Когда же долгожданным летним вечером Тимофей стоял перед воспитателями, он столь старательно рисовал на лице растерянность, что сам в неё поверил: как это пришло письмо из секретариата Академии (будто не он бегал к тамошней доске объявлений за два дня до того)? Неужто хвалят, неужто приглашают? Не думал ведь всерьёз, не рассчитывал — эссе написал буквально нечаянно, из любопытства, ради одной лишь самопроверки. По Людскому мимо шёл — да-да, в скобяную лавку, а там хозяин велел как раз два часа ответа обождать, пока он свои циферки с дочкой на пару пересчитает, ну вот и занял Тимофей время, как уж придумал… Забыл давно, что вообще что-то писал.
Воспитатели обман не раскусили — наоборот, сочли самородком и талантом, заперлись за сосновыми дверьми, полночи обсуждали, во рту решение перекатывали. Но теперь, когда письмо из секретариата пришло, было уже всё равно — тут-то мечту не заляпаешь и не помнёшь, не в письме же она воплощена в самом деле.
Как ему дальше жить, если не выгорит, Тимофей не прикидывал — это тоже дурное и бестолковое, солому-то подстилать. Кто на солому силы тратит, тот выигрывать не собирается, сам себе не доверяет. Поэтому спал он в ночь ожидания крепко и без снов, хотя спальня для старших воспитанников вся гудела, полдюжины прочих её обитателей хотели Тимофея разговорить, разузнать подробности, дотянуться запоздало до бумажного кораблика.

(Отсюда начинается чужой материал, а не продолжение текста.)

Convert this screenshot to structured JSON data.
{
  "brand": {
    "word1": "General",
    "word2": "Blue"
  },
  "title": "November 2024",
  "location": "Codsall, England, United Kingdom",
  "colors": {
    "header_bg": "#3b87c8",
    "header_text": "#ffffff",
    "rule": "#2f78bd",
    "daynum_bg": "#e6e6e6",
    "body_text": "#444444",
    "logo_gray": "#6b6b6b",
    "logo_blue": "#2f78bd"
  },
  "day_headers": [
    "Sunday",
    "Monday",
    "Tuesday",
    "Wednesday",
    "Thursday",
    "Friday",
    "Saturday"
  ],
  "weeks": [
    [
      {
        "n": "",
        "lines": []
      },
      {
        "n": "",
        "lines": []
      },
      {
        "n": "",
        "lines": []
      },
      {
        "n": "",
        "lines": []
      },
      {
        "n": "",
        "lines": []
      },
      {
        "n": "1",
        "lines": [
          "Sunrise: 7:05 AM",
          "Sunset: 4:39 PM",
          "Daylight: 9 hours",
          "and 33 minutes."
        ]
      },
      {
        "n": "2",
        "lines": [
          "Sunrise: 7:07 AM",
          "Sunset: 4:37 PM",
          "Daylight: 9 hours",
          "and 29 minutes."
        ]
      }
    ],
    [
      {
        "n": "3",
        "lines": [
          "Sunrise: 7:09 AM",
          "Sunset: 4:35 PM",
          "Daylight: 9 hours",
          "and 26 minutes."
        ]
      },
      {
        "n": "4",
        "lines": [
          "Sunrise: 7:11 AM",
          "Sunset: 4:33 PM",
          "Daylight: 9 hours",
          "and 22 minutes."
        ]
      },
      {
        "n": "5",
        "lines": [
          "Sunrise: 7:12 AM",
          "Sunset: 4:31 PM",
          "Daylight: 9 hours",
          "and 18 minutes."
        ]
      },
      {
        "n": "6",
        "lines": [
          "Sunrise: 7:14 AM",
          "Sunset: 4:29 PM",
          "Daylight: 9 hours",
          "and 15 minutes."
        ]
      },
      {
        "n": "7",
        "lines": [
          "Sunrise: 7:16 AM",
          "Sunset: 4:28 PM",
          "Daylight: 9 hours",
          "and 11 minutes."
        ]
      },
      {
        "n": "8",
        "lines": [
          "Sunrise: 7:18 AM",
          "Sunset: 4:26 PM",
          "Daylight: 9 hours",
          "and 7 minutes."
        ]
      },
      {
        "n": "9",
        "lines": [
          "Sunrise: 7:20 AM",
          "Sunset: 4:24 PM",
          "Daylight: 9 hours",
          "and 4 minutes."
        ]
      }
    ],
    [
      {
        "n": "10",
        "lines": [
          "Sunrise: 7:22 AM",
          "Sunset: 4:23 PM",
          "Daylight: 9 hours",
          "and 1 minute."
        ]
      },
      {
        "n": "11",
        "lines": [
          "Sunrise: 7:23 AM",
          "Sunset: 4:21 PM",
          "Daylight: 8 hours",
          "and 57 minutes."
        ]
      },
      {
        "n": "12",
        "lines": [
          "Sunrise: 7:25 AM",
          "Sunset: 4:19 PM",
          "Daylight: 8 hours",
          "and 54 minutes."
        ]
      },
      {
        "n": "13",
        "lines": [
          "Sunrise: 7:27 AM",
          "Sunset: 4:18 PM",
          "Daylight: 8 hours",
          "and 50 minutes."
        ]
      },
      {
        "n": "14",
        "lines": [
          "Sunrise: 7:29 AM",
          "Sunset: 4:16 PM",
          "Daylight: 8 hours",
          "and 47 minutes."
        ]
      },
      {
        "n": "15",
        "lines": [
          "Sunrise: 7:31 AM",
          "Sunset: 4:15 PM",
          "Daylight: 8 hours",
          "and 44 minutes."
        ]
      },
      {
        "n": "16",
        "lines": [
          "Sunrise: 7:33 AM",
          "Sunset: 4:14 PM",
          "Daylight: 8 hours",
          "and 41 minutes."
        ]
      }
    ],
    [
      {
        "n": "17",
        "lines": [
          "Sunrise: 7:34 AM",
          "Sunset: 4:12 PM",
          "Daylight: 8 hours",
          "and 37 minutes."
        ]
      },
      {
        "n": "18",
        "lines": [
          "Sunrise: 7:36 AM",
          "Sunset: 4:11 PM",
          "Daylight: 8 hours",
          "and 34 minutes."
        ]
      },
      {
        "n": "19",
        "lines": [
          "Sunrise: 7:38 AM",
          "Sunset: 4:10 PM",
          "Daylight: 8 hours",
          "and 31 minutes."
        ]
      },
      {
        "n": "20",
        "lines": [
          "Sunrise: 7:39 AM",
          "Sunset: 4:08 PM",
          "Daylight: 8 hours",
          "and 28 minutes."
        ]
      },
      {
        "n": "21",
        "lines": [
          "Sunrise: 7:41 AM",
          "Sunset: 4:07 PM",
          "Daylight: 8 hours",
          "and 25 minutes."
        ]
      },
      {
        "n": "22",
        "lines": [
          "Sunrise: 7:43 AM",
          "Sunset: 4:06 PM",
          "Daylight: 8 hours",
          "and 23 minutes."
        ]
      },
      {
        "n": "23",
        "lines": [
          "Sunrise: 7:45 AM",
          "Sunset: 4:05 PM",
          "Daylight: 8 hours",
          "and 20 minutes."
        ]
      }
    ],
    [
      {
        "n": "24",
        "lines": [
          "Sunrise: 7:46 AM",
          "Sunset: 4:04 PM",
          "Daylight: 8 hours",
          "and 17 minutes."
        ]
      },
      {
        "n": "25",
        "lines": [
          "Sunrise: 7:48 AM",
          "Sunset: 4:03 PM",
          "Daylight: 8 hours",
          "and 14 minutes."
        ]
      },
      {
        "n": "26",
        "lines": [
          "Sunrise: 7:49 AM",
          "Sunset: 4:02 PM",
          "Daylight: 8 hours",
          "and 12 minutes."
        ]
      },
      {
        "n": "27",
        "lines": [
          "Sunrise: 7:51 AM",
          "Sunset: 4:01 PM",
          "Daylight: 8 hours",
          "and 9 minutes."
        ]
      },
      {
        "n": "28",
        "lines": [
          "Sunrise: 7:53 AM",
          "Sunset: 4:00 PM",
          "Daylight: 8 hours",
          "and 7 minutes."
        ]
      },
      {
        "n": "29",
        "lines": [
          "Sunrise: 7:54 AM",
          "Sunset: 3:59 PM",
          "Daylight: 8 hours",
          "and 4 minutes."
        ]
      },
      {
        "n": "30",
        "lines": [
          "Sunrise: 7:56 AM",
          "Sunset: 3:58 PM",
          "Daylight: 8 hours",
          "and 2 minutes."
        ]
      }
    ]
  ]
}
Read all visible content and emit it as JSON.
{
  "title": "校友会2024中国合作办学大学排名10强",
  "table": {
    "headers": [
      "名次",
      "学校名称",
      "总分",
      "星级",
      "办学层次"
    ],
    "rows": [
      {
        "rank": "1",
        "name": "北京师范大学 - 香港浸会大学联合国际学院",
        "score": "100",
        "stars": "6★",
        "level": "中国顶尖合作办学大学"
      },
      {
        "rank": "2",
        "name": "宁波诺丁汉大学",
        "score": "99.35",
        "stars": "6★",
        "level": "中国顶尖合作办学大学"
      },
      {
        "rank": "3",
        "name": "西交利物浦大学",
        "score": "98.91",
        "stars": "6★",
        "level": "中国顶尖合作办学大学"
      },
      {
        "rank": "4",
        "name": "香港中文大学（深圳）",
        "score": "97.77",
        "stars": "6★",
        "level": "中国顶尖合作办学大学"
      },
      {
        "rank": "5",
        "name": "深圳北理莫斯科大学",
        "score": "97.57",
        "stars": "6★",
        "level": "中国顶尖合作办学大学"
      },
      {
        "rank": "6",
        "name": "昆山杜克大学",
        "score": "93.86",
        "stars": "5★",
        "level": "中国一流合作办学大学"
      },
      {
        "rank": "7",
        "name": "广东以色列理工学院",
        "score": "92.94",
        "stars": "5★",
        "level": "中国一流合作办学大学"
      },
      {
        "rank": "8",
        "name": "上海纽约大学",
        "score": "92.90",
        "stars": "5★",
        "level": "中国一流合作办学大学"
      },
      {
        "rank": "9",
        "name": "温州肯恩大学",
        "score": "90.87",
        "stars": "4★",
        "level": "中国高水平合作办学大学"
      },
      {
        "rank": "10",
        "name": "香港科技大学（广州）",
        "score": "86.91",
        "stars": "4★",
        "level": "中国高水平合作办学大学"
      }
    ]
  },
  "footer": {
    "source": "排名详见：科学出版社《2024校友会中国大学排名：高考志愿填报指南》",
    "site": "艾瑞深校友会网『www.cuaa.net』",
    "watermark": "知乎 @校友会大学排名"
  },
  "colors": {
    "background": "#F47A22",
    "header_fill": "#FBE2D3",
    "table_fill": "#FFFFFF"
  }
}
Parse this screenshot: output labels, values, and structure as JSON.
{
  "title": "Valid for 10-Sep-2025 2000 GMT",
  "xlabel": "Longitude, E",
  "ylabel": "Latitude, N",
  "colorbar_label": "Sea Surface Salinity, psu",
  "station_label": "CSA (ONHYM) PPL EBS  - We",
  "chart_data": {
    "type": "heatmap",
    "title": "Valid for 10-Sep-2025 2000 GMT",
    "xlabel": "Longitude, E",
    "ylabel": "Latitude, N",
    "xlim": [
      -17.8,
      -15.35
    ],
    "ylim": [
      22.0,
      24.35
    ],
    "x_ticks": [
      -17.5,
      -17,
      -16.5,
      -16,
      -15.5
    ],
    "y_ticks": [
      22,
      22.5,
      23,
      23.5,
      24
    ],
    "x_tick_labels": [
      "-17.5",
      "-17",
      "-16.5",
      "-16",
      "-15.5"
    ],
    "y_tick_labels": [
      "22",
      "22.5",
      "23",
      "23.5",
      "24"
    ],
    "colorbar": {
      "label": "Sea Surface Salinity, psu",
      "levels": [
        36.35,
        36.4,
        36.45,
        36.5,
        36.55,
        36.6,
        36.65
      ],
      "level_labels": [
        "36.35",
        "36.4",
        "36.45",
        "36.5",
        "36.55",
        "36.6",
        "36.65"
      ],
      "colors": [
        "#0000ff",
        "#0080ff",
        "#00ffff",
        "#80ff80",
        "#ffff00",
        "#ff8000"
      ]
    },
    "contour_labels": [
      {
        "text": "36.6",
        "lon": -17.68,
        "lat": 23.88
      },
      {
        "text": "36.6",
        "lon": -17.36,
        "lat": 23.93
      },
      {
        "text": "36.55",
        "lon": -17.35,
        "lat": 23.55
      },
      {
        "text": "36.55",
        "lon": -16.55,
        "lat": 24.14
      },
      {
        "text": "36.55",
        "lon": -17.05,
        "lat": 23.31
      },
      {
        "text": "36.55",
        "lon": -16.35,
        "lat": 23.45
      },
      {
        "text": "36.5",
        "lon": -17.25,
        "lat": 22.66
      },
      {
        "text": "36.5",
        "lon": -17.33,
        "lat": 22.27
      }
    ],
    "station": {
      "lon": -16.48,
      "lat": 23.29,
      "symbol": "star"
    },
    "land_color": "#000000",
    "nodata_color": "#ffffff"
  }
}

Наутро его не вызвали, протянули до следующей недели — но по глазам было видно, что пыжатся от гордости, что паузу держат из любви к порядку и приличиям, что уже про себя проговаривают, как будут им перед соседями хвалиться! Даже перед семьёй Мальвиных, которые своего Андрея готовили, книги ему доставали, а можно, мол, и так — играючи, вовсе без вложений.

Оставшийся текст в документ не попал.